We rehydrate/re-create the “ideal” tree by inserting those nodes and backfilling placeholder nodes in the tree so that the structure looks like we want.

This results in a heavily left-skewed tree like we expected. We can see then that after the tree is re-created from the `existingKeys`, we can try and find the `nextBalancedAvailableKey` in the tree. Because the tree is skewed left, we insert values to the right until the tree is properly balanced again.

``````64
96
80
112
72
``````

It's not until the sixth new key that we insert anything on the left again, because the tree has finally re-balanced. Even then, we insert these values on the left half.

``````48
16
``````

Because within the left half, those two values help to balance those sub-trees.

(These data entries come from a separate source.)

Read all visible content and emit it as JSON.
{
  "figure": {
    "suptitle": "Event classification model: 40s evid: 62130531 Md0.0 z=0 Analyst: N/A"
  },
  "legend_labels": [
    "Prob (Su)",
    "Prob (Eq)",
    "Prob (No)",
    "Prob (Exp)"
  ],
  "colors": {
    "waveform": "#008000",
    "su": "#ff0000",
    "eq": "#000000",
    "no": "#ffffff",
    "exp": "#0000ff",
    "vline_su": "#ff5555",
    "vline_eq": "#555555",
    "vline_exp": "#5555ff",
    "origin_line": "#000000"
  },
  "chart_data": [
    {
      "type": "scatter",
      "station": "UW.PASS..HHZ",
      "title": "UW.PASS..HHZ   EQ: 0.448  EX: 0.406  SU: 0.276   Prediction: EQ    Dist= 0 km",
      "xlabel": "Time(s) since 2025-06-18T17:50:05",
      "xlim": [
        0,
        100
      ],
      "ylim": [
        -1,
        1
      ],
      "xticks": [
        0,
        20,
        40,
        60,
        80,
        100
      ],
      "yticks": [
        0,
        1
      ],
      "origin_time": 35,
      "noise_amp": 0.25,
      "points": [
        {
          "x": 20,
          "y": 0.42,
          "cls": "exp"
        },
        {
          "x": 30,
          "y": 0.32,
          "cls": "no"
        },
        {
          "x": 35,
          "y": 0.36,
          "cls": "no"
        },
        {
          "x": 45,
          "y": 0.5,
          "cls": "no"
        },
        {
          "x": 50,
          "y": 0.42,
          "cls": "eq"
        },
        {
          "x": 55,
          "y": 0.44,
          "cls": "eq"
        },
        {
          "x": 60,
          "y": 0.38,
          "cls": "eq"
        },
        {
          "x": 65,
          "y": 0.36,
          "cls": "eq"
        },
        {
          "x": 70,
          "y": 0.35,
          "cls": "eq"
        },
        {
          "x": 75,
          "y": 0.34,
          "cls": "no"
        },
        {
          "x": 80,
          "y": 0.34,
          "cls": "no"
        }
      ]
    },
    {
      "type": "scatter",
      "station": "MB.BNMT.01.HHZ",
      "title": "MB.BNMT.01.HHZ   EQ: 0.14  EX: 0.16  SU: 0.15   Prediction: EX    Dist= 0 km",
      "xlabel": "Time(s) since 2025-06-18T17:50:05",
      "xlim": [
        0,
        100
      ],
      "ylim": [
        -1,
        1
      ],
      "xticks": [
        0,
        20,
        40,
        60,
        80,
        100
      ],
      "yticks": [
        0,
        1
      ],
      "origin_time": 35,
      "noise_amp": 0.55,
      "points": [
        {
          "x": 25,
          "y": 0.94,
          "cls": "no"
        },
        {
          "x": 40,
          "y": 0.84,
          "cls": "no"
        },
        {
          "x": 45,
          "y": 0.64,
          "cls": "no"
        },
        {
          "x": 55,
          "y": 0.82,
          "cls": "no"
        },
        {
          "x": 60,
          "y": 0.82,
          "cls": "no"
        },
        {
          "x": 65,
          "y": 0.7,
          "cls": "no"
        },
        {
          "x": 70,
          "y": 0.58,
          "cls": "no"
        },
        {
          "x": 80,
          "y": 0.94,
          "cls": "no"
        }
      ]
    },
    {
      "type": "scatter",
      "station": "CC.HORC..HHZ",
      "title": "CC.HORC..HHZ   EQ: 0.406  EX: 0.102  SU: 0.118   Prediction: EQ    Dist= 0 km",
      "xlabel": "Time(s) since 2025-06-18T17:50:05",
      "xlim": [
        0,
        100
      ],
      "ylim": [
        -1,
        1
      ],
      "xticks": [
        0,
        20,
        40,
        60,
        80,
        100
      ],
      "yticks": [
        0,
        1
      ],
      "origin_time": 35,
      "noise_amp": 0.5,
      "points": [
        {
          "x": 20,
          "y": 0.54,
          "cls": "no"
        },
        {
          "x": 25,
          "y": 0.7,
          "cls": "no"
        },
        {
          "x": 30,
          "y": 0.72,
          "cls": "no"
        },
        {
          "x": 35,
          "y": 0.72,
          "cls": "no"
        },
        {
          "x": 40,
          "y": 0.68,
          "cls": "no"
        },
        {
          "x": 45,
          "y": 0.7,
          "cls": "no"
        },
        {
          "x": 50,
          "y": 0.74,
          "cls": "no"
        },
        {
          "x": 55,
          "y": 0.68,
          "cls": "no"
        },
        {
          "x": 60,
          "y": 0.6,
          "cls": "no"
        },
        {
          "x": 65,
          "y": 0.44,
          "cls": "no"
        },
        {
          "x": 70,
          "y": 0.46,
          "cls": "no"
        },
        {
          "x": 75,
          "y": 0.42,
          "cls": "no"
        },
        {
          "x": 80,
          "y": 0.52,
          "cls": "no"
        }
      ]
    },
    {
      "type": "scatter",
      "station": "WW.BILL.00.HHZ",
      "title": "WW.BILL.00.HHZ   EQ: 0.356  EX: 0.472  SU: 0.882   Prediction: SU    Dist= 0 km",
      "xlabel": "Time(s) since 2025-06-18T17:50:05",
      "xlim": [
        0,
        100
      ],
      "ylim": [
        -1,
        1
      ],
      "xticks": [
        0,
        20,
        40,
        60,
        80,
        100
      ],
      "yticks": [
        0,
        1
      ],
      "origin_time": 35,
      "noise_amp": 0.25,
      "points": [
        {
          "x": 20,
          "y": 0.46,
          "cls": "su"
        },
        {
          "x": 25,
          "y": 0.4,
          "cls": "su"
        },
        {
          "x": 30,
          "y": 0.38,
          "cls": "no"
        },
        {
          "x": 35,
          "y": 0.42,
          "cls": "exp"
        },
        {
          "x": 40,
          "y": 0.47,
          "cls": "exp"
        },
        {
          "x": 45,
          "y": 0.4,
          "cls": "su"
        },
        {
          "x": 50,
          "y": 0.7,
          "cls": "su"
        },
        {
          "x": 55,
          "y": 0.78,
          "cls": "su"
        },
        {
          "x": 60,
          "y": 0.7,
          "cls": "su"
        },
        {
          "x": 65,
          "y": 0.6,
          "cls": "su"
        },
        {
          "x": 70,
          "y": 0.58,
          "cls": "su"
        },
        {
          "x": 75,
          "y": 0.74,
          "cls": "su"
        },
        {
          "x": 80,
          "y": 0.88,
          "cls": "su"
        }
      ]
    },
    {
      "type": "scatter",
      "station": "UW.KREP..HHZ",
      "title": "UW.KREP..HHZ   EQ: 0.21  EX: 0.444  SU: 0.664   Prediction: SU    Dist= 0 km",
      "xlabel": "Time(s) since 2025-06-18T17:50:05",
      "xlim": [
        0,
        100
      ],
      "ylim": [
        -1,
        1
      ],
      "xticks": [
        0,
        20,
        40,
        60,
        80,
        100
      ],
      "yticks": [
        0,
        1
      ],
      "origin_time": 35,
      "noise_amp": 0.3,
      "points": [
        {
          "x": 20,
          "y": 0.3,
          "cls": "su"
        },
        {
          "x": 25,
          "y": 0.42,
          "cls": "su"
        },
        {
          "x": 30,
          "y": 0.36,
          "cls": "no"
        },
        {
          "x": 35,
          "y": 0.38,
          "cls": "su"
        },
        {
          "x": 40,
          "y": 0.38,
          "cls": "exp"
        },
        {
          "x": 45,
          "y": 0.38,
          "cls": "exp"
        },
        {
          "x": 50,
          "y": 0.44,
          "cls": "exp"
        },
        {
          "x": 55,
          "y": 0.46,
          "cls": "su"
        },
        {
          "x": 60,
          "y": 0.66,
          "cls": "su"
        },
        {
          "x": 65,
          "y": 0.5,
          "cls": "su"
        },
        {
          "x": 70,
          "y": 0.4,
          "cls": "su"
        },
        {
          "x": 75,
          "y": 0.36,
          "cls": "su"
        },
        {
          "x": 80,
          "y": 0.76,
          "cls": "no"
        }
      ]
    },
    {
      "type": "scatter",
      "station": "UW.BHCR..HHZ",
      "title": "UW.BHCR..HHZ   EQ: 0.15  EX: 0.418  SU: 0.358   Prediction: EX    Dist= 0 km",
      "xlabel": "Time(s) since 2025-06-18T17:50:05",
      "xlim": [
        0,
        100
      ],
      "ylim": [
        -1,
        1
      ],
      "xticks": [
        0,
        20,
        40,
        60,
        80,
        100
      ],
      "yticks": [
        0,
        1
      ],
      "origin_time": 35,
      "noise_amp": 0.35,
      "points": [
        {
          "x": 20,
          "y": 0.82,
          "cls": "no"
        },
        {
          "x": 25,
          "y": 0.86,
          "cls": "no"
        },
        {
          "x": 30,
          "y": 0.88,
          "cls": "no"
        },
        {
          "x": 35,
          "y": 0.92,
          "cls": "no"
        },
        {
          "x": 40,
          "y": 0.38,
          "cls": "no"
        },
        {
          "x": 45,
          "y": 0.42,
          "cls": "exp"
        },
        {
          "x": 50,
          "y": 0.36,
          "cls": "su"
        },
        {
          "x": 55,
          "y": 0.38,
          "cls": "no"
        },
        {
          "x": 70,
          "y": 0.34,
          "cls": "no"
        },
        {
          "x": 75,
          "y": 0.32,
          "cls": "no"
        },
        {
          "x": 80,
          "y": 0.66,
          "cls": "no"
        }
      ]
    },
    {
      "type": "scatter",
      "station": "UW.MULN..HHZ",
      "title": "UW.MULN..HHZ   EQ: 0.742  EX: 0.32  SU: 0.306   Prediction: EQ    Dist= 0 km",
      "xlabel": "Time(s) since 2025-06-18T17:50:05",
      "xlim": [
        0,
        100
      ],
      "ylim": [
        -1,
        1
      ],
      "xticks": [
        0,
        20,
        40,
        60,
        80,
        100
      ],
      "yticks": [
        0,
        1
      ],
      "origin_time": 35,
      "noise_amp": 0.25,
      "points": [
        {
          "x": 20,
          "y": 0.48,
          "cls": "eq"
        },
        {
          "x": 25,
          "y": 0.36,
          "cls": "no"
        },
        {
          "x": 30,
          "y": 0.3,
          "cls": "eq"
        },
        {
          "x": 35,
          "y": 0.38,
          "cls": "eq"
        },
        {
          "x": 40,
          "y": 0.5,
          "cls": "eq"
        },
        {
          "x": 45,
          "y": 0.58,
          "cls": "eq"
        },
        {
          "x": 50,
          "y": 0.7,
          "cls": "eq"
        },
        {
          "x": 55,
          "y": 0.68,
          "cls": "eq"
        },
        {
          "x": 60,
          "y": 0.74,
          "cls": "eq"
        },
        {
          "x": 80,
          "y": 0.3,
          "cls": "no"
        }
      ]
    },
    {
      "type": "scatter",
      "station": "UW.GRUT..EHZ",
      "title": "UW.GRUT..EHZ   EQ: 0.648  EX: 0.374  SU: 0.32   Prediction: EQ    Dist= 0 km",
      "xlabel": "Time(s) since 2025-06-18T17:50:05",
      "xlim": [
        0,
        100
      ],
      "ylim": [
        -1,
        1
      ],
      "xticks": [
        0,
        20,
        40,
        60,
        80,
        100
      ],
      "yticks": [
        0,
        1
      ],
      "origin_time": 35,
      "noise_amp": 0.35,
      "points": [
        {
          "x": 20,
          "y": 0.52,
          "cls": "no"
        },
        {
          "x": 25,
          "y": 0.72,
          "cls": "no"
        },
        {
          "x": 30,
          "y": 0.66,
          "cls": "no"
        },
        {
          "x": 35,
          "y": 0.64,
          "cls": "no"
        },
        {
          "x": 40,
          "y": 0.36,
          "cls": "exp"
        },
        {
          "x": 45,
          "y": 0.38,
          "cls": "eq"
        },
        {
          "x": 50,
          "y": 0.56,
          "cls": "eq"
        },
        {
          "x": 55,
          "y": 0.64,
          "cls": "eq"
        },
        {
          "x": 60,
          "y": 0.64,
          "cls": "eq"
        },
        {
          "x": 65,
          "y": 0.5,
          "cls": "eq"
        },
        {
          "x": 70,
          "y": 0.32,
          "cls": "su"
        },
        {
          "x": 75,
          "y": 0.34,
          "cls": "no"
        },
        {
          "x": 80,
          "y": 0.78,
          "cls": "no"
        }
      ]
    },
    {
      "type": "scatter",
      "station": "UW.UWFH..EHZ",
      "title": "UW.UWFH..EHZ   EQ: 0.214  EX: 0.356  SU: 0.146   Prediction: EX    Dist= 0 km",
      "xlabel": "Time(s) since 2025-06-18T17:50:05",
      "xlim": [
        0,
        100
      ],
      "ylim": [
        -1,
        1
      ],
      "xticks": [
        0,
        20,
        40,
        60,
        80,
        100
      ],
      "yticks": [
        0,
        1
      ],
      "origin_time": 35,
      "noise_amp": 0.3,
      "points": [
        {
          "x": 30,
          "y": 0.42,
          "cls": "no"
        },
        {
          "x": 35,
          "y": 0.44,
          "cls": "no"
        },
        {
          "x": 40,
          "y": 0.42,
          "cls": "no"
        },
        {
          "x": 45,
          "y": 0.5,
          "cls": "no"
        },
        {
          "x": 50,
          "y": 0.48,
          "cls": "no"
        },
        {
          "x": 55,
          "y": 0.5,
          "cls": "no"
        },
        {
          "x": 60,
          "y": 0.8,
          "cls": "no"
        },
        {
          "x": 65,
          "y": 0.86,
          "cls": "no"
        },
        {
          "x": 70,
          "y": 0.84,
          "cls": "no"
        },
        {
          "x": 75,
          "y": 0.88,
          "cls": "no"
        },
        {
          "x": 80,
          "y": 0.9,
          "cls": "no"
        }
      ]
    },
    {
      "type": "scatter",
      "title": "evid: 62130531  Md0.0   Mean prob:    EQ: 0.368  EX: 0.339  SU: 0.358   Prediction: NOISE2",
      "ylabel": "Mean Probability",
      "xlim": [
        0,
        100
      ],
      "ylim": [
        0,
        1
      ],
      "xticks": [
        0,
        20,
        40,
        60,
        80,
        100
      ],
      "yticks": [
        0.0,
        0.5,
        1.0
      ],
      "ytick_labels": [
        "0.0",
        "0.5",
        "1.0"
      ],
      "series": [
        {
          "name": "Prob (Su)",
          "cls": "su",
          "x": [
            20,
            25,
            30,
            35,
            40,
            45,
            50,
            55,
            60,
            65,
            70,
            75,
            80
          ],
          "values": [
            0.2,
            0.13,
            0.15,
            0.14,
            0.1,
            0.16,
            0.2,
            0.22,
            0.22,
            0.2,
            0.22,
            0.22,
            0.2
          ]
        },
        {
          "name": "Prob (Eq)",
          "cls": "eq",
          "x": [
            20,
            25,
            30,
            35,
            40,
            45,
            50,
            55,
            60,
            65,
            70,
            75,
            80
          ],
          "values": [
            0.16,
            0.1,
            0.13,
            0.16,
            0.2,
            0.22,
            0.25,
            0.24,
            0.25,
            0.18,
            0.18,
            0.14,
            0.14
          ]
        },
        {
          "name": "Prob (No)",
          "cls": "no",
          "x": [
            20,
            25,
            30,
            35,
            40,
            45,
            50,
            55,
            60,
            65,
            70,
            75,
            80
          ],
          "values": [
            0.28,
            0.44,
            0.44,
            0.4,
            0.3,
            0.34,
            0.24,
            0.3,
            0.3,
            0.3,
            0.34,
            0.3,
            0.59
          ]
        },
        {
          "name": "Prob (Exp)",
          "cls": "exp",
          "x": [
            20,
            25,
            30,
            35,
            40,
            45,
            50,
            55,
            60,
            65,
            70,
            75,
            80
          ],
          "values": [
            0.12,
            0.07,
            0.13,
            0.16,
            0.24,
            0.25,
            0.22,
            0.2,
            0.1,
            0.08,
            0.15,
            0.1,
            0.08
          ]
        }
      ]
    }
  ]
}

This all works great if we're assigning new keys while we're deleting keys so that the tree remains balanced. However, if new `ExplicitHashKey` assignment is unlikely in the near future, the keys could be re-distributed from scratch to create a balanced tree.

It may not be efficient, but if adding a new key/data source to the stream is a finite controlled operation for a controlled number of keys, then it shouldn't be too painful.

Something to remember is that the actual values in the trees are predictable for the use case in this article. We know we want to assign `64` in the first case in our contrived example as it is a perfect split on our key space, and (going left leaf first) `32` would be our next key, then `96`, etc down the tree as we partition the space evenly.

Also remember that this is all assuming we control the keys.